Back on the road again

Got a tuk tuk from the hotel (left a half-decent review after I calmed down), and the driver asked where we were going. We said Dambulla, and he dropped us off right by the right bus. Out of maybe 30 in a row. Saving us a load of hassle and effort with our rucksacks in the heat. Strangely enough there’s no bus station here: just a long stretch of road where the buses wait one behind another. We would have found it, but it was nice not to have to.

Dictated awaiting departure: We’ve now been sitting on the bus to Dambulla for maybe five minutes as a succession of men have offered fruit, nuts, USB leads, some kind of plastic racket and ball game, some unidentifiable brightly-coloured plastic nick-nacks, sliced mango, fizzy drinks, strings of beads and reading glasses…The moment one gets off, another climbs aboard. An old feller with a crutch just brandished a tattered tale of woe in front of my face. And all to an unceasing sound track of Sri Lankan pop. It’s quite the experience. I don’t know when we’re due to depart, but meanwhile never a boring moment – the cabaret goes on and on…

Quick thoughts on leaving Kandy. We really enjoyed it. Quite a lot of blogs and guides say there’s not much here and there’s truth in that. And it’s a bit grubby and manic and loud, which can be draining. But we found it a welcome antidote to the backpacker Disneyland that is Ella. Here you feel less like a commodity and more like a fly on the wall in a living, breathing community of ordinary people living everyday lives. That tired word ‘authentic’ is hard to avoid. Also the food has been a lot better, at half the price, which of course as dyed in the wool tightwad travellers we love!

Not a great deal to report about the journey itself –  couple of hours on the usual overcrowded bus, going through mostly unremarkable scenery and a succession of listless one horse towns. But it was fine. Got to Dambulla, got a tuk tuk to our homestay, rested for a couple of hours, then took a walk through some very pretty countryside till we hit a decidedly unpretty highway, which we followed into town.

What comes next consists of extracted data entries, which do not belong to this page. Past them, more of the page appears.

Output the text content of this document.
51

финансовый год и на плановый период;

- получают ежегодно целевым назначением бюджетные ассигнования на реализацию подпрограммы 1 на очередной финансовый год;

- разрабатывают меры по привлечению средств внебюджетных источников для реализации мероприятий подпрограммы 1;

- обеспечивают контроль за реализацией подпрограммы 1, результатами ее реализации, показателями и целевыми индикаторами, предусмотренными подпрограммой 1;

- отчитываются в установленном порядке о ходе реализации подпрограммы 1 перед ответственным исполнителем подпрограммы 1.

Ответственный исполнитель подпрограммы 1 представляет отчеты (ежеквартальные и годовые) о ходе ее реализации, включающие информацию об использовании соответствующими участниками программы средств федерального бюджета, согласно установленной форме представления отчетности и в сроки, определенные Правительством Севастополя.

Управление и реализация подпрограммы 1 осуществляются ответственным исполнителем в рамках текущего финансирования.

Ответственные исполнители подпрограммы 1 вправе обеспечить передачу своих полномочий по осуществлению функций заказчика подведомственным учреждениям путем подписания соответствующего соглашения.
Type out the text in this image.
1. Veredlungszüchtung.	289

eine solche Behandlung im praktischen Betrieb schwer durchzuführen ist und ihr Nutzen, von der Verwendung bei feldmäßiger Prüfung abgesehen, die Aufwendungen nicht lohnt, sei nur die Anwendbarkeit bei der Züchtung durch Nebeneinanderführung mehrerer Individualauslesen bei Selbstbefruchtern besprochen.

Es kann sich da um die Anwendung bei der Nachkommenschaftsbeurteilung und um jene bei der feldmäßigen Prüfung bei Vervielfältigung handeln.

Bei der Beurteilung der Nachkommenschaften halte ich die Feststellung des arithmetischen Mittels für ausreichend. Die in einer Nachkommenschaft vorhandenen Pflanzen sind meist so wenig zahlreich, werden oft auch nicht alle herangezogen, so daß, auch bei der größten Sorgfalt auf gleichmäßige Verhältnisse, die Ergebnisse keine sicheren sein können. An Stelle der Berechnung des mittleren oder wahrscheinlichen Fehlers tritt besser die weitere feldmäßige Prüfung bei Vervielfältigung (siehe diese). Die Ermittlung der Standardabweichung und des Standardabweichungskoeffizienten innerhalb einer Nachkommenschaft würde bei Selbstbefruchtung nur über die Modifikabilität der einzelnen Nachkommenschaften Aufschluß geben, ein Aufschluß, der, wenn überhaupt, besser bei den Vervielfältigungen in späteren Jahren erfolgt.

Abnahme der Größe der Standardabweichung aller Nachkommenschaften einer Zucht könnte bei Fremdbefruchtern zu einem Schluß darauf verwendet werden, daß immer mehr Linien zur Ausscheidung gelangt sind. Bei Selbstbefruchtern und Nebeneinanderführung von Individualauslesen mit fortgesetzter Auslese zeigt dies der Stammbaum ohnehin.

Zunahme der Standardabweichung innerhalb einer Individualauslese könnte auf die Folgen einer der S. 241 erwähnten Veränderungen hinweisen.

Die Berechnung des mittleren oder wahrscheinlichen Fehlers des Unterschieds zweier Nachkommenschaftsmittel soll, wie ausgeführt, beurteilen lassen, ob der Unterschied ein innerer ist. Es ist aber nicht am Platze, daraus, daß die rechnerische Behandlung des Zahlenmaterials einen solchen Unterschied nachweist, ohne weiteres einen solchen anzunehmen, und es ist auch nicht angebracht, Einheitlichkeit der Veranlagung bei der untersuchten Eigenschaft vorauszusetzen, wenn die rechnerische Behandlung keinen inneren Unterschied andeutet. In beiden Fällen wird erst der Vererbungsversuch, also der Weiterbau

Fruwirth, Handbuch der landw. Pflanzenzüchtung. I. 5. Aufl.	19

Went for a beer at probably the only pub in town, arriving just in time to watch Nepal’s last two overs against England in the T20 just fail to yield enough runs for what would have been a stunning upset, then for dinner at an ‘international-stylie’ restaurant, where the decor and ambience were a tad on the clinical side, but the food was sensational. When the bill arrived I ‘wowed’ to Virle that my rice had cost 850 – curry, oddly, came without. I paid by card, and it was taken away with the bill – something you should never allow, as V rightly pointed out. I used my banking app to check for any obvious shenanigans. We really had pushed the boat out. £8.74.